128.浦島太郎

川田    守山  裕美子

  昔しい、浦島太郎という、魚釣りをする漁師がおったといね。いつものように魚釣りに行こうと思って海辺へ釣竿をかついでやってくると、子供達が沢山遊んでいて何かさわいでいるので、浦島太郎が何をしているのだろうと思って覗いて見ると、大きな亀がいて子供達が棒で突っついていじめとったぎいと、そしたら浦島さんはびっくりして
「これこれ亀をいじめてはいけないよ」っていうと
「わあい、わあい、おいらが捕えた亀だ」って言うぎい。

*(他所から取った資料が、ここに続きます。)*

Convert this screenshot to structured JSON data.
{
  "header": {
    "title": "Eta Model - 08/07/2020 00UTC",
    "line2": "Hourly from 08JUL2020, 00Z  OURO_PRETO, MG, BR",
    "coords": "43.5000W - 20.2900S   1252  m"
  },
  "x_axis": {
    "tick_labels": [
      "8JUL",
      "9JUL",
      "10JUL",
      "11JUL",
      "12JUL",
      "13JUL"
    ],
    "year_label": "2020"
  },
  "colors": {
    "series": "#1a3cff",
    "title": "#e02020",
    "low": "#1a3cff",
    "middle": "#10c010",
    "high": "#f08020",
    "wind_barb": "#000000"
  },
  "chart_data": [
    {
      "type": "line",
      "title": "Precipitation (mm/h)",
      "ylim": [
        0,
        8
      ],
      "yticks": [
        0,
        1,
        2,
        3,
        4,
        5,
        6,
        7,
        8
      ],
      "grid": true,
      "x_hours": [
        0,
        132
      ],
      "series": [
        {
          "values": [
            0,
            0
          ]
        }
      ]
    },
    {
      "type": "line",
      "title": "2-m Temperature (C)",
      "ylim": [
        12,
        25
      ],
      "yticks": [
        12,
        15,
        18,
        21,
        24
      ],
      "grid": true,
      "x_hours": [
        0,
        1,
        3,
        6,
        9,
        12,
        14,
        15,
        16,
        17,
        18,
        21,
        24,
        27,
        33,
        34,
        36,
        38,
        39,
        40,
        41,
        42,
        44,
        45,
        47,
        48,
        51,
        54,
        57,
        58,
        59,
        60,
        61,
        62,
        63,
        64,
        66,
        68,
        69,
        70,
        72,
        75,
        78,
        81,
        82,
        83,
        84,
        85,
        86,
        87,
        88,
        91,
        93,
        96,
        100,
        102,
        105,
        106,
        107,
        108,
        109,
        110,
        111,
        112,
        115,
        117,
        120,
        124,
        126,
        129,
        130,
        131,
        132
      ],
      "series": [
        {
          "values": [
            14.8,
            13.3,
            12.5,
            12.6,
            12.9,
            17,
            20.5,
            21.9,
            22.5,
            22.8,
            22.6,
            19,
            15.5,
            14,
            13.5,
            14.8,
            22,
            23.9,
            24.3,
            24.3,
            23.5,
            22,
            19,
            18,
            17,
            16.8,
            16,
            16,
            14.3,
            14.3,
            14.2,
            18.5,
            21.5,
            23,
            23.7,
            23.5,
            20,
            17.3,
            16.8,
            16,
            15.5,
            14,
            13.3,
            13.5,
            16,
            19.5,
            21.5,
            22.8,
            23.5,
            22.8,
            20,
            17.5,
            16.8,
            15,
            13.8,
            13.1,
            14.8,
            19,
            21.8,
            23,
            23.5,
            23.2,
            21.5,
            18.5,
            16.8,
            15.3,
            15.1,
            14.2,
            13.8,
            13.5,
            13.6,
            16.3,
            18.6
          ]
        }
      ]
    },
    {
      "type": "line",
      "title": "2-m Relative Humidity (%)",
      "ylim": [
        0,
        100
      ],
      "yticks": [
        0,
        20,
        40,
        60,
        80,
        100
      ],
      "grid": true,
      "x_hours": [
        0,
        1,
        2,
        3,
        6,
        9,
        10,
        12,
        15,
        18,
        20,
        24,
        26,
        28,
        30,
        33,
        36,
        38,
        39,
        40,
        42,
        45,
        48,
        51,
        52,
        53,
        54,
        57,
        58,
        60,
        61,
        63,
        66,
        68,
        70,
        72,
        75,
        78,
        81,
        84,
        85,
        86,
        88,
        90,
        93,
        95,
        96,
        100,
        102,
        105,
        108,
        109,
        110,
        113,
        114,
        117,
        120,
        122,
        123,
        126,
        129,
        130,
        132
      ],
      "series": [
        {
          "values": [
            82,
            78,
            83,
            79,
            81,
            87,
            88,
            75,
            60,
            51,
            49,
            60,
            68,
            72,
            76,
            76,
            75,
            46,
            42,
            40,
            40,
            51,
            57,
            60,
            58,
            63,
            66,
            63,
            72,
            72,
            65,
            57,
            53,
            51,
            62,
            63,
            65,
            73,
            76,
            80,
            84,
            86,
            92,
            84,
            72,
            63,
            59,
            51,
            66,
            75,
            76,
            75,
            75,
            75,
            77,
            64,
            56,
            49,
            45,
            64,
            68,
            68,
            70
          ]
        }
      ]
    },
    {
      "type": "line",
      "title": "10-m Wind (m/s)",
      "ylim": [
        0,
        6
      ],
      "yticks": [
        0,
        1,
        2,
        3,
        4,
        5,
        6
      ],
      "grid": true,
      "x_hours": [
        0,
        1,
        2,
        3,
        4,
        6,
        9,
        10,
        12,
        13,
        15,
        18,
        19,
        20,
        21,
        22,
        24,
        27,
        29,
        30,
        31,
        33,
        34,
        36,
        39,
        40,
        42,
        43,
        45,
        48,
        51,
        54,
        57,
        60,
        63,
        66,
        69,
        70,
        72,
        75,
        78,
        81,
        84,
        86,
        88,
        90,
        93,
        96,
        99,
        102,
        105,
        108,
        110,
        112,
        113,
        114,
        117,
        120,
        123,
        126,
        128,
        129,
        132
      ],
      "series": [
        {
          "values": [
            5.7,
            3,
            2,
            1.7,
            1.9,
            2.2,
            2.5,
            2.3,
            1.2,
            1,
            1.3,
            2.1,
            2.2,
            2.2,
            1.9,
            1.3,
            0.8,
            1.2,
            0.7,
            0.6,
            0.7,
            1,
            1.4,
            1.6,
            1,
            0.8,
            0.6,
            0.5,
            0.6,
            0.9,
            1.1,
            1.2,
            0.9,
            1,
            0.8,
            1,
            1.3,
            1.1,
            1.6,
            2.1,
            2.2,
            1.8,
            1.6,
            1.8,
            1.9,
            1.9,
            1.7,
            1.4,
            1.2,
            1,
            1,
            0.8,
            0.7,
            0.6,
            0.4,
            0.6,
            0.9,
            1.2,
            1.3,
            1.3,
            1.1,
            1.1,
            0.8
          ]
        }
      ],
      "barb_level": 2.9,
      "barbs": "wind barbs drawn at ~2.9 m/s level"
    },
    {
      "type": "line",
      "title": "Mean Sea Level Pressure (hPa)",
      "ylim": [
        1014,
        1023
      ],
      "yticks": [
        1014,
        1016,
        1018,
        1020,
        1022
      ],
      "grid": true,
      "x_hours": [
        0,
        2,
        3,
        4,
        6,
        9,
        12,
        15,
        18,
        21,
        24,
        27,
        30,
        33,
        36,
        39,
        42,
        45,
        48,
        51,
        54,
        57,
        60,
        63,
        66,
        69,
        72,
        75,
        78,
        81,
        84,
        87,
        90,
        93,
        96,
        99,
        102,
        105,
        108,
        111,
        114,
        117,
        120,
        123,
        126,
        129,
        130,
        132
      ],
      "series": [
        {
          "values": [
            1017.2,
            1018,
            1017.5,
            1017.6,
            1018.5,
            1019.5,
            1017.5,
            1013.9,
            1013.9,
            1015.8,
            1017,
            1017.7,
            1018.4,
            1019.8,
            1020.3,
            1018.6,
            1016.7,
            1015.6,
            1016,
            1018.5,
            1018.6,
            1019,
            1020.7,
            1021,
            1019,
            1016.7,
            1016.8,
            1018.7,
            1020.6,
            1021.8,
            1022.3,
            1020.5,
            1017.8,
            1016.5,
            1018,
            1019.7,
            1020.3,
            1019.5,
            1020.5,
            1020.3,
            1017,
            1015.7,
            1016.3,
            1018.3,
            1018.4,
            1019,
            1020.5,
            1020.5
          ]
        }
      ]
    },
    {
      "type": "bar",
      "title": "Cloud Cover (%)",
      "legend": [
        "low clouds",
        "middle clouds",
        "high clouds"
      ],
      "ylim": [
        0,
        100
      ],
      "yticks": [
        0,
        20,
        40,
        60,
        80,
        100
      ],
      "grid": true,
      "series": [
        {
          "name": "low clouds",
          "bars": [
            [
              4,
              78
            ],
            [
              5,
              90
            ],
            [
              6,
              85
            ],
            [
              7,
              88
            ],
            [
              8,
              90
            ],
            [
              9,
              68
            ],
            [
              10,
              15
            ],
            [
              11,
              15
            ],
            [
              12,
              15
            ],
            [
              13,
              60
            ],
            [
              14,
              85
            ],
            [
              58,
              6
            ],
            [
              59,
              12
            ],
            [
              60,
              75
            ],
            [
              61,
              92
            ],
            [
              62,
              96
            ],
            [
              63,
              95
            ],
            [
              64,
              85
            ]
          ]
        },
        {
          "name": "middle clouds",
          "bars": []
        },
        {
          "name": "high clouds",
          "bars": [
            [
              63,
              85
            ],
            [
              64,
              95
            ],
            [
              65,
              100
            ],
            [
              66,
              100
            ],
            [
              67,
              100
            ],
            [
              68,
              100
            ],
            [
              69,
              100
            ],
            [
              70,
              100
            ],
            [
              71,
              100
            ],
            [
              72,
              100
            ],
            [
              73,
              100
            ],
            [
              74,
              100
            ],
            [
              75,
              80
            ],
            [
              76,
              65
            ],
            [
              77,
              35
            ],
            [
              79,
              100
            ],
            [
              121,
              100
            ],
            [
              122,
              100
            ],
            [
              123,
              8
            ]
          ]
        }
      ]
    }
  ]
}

そこで浦島さんは
「そうか、じゃあおじさんがお金を出して買おう」って言って浦島さんは買い取ったぎい。
  そして海へ放してやったと。そうすると亀は大変喜んで
「浦島さん有難う有難う」と何度も言って海の遠くへ泳いで行ったぎいと。ある日のこと浦島さんが船に乗って釣りをしていると、
「もしもし浦島さん浦島さん」ていう声がするもんで、びっくりして見ると、
「この間助けていただいた亀です」。
「今日はお礼に竜宮城へ御案内します」ていうて、
「浦島さん目かくしをして下さい」ていうもんで目かくしをすると
「じやあ私の背中に乗って下さい」で、そして浦島さんを背中に乗せて竜宮城へ連れて行ったぎい。
  そして着いたので
「じゃあ目かくしを取って下さい」ていうもんで目かくしを取って見ると、そこに立派な御殿が現らわれたぎい、びっくりして目をパチパチしていると、
「ここは竜宮城です」
「乙姫様ですよ」ていうぎい。
  そしたらきれいな女の人が
「亀を助けていただいて有難う」ていうて
「今日はお礼にいろいろ御馳走をしたり、おもしろい魚の踊りを見せますよ」て言ってくれてね、浦島さんに今までに食べた事もないような御馳走をしてくれて鯛やひらめの踊りをいっぱい見て毎日毎日楽しく暮しとったぎいと。
  むかし昔 浦島は 助けた亀に つれられて
  竜宮城へ 来てみれば 絵にもかけない うつくしさ
  乙姫様の 御馳走に 鯛やひらめの 舞い踊り
  ただめずらしく おもしろく 月日のたつのも 夢のうち
  あそびにあきて 気がついて 帰ってみれば おどろいた
  元いた家も 村もなく 皆んな知らない 人ばかり
  さびしくなって 玉手箱 あければパッと 白煙り
  みるみる白髪の おじいさん
  浦島さんは毎日毎日楽しかったので何日たったか忘れてしまったぎい。その時ふっと、お父さんやお母さんの事を思い出して、ああどうして居るかな、家へ戻らなくちゃと思って、乙姫様に
「ずい分長い間お世話になりました、もう家へ帰ります」て言ったぎいね。
  そしたら乙姫様は
「お土産げに玉手箱を上げましょう」
「けれどもこの玉手箱はこまった時しか開けてはいけませんよ」て言ったのですね。
  そして浦島さんは玉手箱を持って亀の背中に乗って元の住んで居った浜辺へ帰ってきた。そして亀の背中から降りて目かくしを取ると、全々様子が変っとったぎいね。そして自分の住んどった家はどこかなと思って探しても自分の家はないし、道に出会った人に
「もしもしあなたは誰れですか」て聞いても知らん人だし、
「むかし浦島太郎さんが居た事を知りませんか」て聞いても誰れも知らんし、そしたら浦島さんはこまってしまって途方にくれて、
「そうだ乙姫様はこまった時にこの玉手箱を開けてごらん」て言ったから開けて見ようと思って、浜辺でその玉手箱の蓋を取ると中から白い煙が出て来て浦島さんはお爺さんになってしまったと。
  こんでおしまい。
(大成224「浦島太郎」・通観108「浦島太郎」)

(類話)

末坂    三野  喜美子    羽坂    長屋  よつ

(付記)

浦島太郎

  動物の(亀)の報恩によって、異郷(竜宮城)を訪問したという昔話。
  この物語の舞台は、丹後半島の水江浦(住吉浦)と伝えられ、社の周辺には浦島伝説が多い。
  亀を助け、その恩返しで竜宮に行く。竜宮の美女の歓待を受けるが、後に故郷を恋しく思い、帰郷を決意する。決して開けてはならぬという玉手箱をもらう。陸にあがってみると地勢は変化し、知る人もなく、聞くと永い時の経過があったことを知らされる。失意の太郎は玉手箱を開け、箱の中から出た煙で老爺と化してしまうという構成である。